Re: Parsing Scheme [was Re: strings draft]



Tom Lord <lord@xxxxxxx> writes:

> CHAR-UPCASE and CHAR-DOWNCASE are mandatory and STRING-CI=? is defined
> in terms of CHAR-CI=?

If you're asking what should be in the next RnRS, then there is no
sense in which CHAR-UPCASE is mandatory.  The editors can choose to
include it, or not.  I am speaking of what I would like the next RnRS
to say, precisely because the current version is entirely unsuitable
for correct character handling.

There *is no* good implementation of R5RS if you want the Scheme
character type to be based upon Unicode.

> In the latter case, CHAR-DOWNCASE behaves in a linguistically odd for
> Turkish speakers because it either converts #\I to #\i or #\I to #\I.

This is not "linguistically odd", it's incorrect.  It is in fact
incorrect in a way which violates the best Unicode practices.  It is
this which I spoke of a while back when I first entered the thread.
If you are saying that it doesn't matter that the R5RS character type
cannot be used with the best Unicode practices, then I disagree
strongly.  

> The character casemappings would still need to be defined to specify
> Scheme.  Reifying that definition into Scheme in the form of those
> procedures is only natural.

Huh?  Why on earth would it?  We could specify scheme and give *no*
case-mapping functions, and instead only specify the output identifier
matching function.  I am coming to believe that it should not be
specified as string-ci=?, in fact, because a-with-accent-grave is not
ci=? to a-without-accent, but a system might sensibly choose to
treat them as equivalent for identifiers.
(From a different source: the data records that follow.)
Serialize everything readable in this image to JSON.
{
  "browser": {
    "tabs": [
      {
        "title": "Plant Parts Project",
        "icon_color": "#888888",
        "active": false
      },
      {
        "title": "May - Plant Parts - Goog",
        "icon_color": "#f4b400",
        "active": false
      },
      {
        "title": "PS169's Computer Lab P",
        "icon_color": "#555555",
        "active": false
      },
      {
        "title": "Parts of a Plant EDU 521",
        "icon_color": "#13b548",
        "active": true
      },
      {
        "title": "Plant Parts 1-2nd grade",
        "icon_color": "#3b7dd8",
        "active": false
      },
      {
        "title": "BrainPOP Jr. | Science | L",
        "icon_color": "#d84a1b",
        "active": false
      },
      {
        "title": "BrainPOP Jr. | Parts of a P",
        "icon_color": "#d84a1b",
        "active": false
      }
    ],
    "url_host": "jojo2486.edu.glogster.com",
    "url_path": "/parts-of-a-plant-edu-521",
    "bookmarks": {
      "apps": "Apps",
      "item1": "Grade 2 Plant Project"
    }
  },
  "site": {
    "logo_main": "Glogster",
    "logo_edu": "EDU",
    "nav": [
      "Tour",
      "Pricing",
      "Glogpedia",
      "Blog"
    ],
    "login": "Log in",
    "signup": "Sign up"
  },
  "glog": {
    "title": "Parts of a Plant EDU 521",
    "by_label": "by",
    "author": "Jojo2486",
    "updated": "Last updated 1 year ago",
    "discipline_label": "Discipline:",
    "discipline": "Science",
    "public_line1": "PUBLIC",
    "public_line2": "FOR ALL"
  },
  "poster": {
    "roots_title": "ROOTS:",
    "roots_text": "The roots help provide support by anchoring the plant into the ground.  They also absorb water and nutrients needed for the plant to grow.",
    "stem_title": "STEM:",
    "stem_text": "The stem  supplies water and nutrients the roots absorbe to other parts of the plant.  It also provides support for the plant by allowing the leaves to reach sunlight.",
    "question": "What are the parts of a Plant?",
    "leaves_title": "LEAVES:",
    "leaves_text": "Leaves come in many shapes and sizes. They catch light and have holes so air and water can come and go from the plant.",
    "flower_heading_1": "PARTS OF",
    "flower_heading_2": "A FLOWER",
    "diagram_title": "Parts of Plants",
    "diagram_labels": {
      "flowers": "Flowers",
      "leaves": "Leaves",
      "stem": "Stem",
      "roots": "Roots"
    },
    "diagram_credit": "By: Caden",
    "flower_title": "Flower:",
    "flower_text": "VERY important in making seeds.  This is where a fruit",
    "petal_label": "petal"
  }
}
There should be string-id=? (or some other name) which implements the
Scheme identifier matching rules, which should be specified for the
required character set, and left unspecified for all other
characters.  

None of this requires or even implicitly uses a case mapping function.

> The standard would still need to specify CHAR-DOWNCASE.   

Why?  Is there some government bureau that will shut us down if the
next RnRS eleminates it?

I don't mind STRING-DOWNCASE, of course, which should have a locale
argument and be specified to permit the Correct Unicode Thing.

Thomas